Como era de se esperar, pais e professores ficaram espantados com esse comportamento. Imaginar que até crianças estão usando as tais pulseiras, deixaria qualquer pai e mãe aflitos. Alguns colégios aqui de Curitiba já proibiram sumariamente o uso das pulseiras dentro do ambiente escolar. Em outros, a posição é de que o uso das pulseiras pode acarretar em situações embaraçosas e de risco, e alertam os pais sobre isso. O risco estaria fora do ambiente escolar, pois outro grupo que poderia usar o jogo e levar a criança ou adolescente a uma situação de perigo. Dentro da escola não seria o problema, mas sim fora dela.
A meu ver, as escolas estão tomando medidas pontuais, sendo que a verdadeira atitude deveria ser tomada em casa. O debate está lançado, muitos filhos terão que dar explicações nos próximos dias. Assim como muitos colégios terão que pensar em quais medidas tomar.

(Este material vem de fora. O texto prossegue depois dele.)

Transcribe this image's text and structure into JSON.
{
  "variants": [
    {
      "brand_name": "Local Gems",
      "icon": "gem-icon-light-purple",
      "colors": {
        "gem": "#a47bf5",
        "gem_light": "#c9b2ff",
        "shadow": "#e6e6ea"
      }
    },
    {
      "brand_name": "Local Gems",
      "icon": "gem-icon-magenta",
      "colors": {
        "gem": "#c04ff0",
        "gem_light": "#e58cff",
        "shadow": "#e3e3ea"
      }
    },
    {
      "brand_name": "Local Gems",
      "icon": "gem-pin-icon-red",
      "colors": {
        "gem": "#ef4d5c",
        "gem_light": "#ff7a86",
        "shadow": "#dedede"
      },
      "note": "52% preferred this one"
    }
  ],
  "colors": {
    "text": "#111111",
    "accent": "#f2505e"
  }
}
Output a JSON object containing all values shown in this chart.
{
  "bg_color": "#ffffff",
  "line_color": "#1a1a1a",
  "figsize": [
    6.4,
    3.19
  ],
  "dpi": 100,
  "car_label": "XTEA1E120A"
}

Aos pais que não estão sabendo o que fazer, recomenda-se cautela. Primeiramente tenha uma boa conversa com o seu filho, isso pode ajudar bastante. Lembrando-se de tentar manter sempre o mesmo tom, sem se exaltar e nem partir para atitudes mais impulsivas. Procure ouvir o seu filho, tente descobrir como é que o grupo dele está usando as pulseiras. É claro que você pai, e você mãe estão preocupados com a situação. Com receio de que seu filho esteja praticando sexo a partir de um jogo de adolescentes.
Se no seu entendimento o seu filho deve parar de usar as pulseiras, faça isso. Porém, esteja ciente que a maneira pela qual for tratado o assunto, o seu filho pode se interessar ainda mais. Há aquele velho ditado “Tudo que é proibido é melhor”. Você mais do que ninguém conhece o seu filho, sabe como foi a criação e saberá por onde ir. Lembre-se apenas que a repressão cega e sem justificativas pode atiçar ainda mais a curiosidade.
Acredito que toda essa polêmica é reflexo do nosso estado atual de coisas. A geração de que hoje está com 10 a 18 anos, está sem referências. Estão completamente perdidos. Esse tipo de jogo é uma tentativa de reforçar a identidade grupal e individual. Outra questão bastante importante que essa polêmica me remete, é a da banalização do sexo
Diálogo antes de proibição
A psicóloga Fernanda Gorosito, da clínica Criança em Foco, diz que os pais não devem agir de forma apressada se perceberem que seus filhos compraram ou ganharam as pulseiras. “A proibição vai causar maior curiosidade. Para as crianças, não passa de uma brincadeira, elas não entendem a conotação do ato. Os pais precisam conversar para explicar que isso pode ser um ato de desrespeito com o próprio corpo”, diz a psicóloga. Ela explica que a partir dos 8 anos as crianças começam a diferenciar o masculino do feminino e a mostrar sentimento pelos colegas. Por isso alguns chamam um amigo de namorado, ou namorada, sem sequer trocar um beijo. “O namoro nessa idade consiste em tomar o lanche juntos, por exemplo. Eles estão desenvolvendo o gostar, o diferenciar os sexos. Mas ainda não têm noção do que é desejo sexual, o que vão desenvolver somente na adolescência”, diz a psicóloga. Ela reafirma, no entanto, que mesmo para adolescentes essa orientação sobre respeito ao corpo deve partir dos pais, que com calma precisam estabelecer os limites, determinado com diálogo.
Fonte : recebi de amigos psicologos por email.